27 and 29 Wellington Road and 8-16 (even) Nelson Street
- WRENN ID
- heavy-eave-solstice
- Grade
- II
- Local Planning Authority
- Kirklees
- Country
- England
- Date first listed
- 30 March 2023
- Type
- Warehouse
- Source
- Historic England listing
Description
A textile wool warehouse with offices and shops dating to 1868, possibly designed by RT Johnson, later converted to apartments in the late 20th century.
The building stands in the Dewsbury Town Centre Conservation Area, constructed of buff sandstone with a slate roof. It is L-shaped in plan, facing south and west, abutted on the east by 2-6 (even) Nelson Street and 1 and 1a Wellington Street.
The building displays three storeys with a basement on the Wellington Road frontage and four storeys on the Nelson Street frontage, executed in a free Venetian Gothic style.
On Wellington Road, the six-bay frontage features a pinnacled, gableted pilaster-buttress to the left, and at the right the upper floor has a similar gableted turret supported by a twisted colonnette. The ground floor is constructed of ashlar while the upper floors are rock-faced. The eaves are finished with moulded stone corbels in the manner of a Lombardy frieze. Each upper floor has continuous sill and lintel bands with paired windows featuring moulded mullions. The second-floor windows are lancets, while the first-floor windows have shouldered heads beneath low two-centred arches with incised decoration in the tympana. The ground floor is arcaded with shouldered-head openings beneath similar arches, each containing a small patera-vent in the tympanum, with complex incised decoration between the openings. Bays 3, 5 and 6 (from the left) contain doors, those in bay 5 being original Gothic-panelled examples. The other bays have blocked basement windows and ground-floor casements. The upper floors retain original vertical-sliding sashes with horns to most openings.
The three-bay curved corner frontage to the south displays similar detailing and is flanked on the right by a matching turret with colonnette. In the centre is a false gable with a shaped false chimneystack, below which sits a roundel containing blind plate-tracery with a stopped hoodmould. The date 1868 is incised above the central window. The windows are altered but the surrounds remain original, with that on the left occupying a former doorway.

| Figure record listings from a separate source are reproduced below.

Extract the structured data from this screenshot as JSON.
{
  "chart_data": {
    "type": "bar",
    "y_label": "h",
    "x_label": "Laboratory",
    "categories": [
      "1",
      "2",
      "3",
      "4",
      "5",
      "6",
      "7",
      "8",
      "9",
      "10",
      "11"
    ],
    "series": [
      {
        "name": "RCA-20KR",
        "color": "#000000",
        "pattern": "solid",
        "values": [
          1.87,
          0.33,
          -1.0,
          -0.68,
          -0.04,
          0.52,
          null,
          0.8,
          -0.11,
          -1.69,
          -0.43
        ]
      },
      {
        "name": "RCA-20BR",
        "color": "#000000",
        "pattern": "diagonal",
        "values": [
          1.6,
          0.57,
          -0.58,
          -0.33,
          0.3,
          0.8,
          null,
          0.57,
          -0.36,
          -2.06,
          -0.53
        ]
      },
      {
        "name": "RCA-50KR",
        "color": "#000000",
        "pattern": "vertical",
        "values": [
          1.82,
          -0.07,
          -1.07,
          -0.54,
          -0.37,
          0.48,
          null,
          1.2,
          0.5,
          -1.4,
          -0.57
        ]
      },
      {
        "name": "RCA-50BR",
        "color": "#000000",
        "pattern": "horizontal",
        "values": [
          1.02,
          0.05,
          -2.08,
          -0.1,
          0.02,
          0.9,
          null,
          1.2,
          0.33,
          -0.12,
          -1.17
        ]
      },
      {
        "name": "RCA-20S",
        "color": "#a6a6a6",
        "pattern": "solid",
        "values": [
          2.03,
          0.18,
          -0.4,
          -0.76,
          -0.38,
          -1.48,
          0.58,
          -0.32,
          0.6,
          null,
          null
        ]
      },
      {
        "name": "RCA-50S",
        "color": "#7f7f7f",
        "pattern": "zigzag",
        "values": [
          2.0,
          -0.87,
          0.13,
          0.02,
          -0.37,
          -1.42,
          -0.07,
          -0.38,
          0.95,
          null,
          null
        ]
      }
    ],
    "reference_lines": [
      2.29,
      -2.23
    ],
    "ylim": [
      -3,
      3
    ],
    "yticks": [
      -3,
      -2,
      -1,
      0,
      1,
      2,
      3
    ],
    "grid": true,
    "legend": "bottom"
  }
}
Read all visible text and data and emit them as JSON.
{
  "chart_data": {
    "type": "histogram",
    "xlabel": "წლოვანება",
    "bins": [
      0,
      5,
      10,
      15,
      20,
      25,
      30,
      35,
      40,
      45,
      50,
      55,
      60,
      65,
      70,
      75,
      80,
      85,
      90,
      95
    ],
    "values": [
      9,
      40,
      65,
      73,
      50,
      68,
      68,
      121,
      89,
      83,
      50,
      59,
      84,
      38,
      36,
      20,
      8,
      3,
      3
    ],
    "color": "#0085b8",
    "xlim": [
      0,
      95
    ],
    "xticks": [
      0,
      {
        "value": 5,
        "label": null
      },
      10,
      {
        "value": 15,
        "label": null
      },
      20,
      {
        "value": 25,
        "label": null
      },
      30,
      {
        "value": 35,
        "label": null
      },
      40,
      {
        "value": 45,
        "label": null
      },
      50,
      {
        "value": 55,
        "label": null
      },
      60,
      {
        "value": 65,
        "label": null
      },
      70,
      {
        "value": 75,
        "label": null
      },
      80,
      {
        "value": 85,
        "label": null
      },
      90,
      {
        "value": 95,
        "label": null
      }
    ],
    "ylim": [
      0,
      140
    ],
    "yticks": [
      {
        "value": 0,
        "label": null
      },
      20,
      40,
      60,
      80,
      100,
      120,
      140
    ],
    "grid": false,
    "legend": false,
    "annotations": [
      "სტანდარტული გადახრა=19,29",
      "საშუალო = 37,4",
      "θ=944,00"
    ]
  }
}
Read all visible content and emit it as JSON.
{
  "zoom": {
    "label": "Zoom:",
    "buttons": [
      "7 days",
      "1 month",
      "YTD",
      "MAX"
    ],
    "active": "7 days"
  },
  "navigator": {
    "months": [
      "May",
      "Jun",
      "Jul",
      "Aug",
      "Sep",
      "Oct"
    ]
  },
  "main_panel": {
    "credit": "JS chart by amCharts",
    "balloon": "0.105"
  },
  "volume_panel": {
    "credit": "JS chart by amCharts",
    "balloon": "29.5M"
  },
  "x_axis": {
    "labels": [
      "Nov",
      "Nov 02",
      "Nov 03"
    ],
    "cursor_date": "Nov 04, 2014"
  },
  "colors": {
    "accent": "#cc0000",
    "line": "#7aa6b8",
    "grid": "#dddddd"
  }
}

To the right, on Nelson Street, are a further three bays with the same detailing, flanked on the right by a similar pilaster-buttress to that on Wellington Road.
Beyond this lies a symmetrical four-storey, six-bay frontage flanked by matching pilaster-buttresses. The detailing is similar but subtly different. Bays 1, 3, 4 and 6 have ground-floor shopfronts with replacement windows and fascias but original glazed doors with Gothic-edged panels. Above each shop are stacked three-light windows: arcaded on the top floor, Venetian with shouldered heads on the second floor, and lancets beneath a low two-centred arch on the first floor. Bays 2 and 5 have ground-floor entrances with replacement doors and stacked single-light stair windows above. Various tympana contain incised decoration.
The Back Nelson Street facades are plain with stone sills and lintels to openings. A vertical joint with a change in coursing and a slight outward step marks where the building is abutted by the adjacent building to the east.
Internally, the building retains original staircases and balustrades, together with some cornicing and architraves.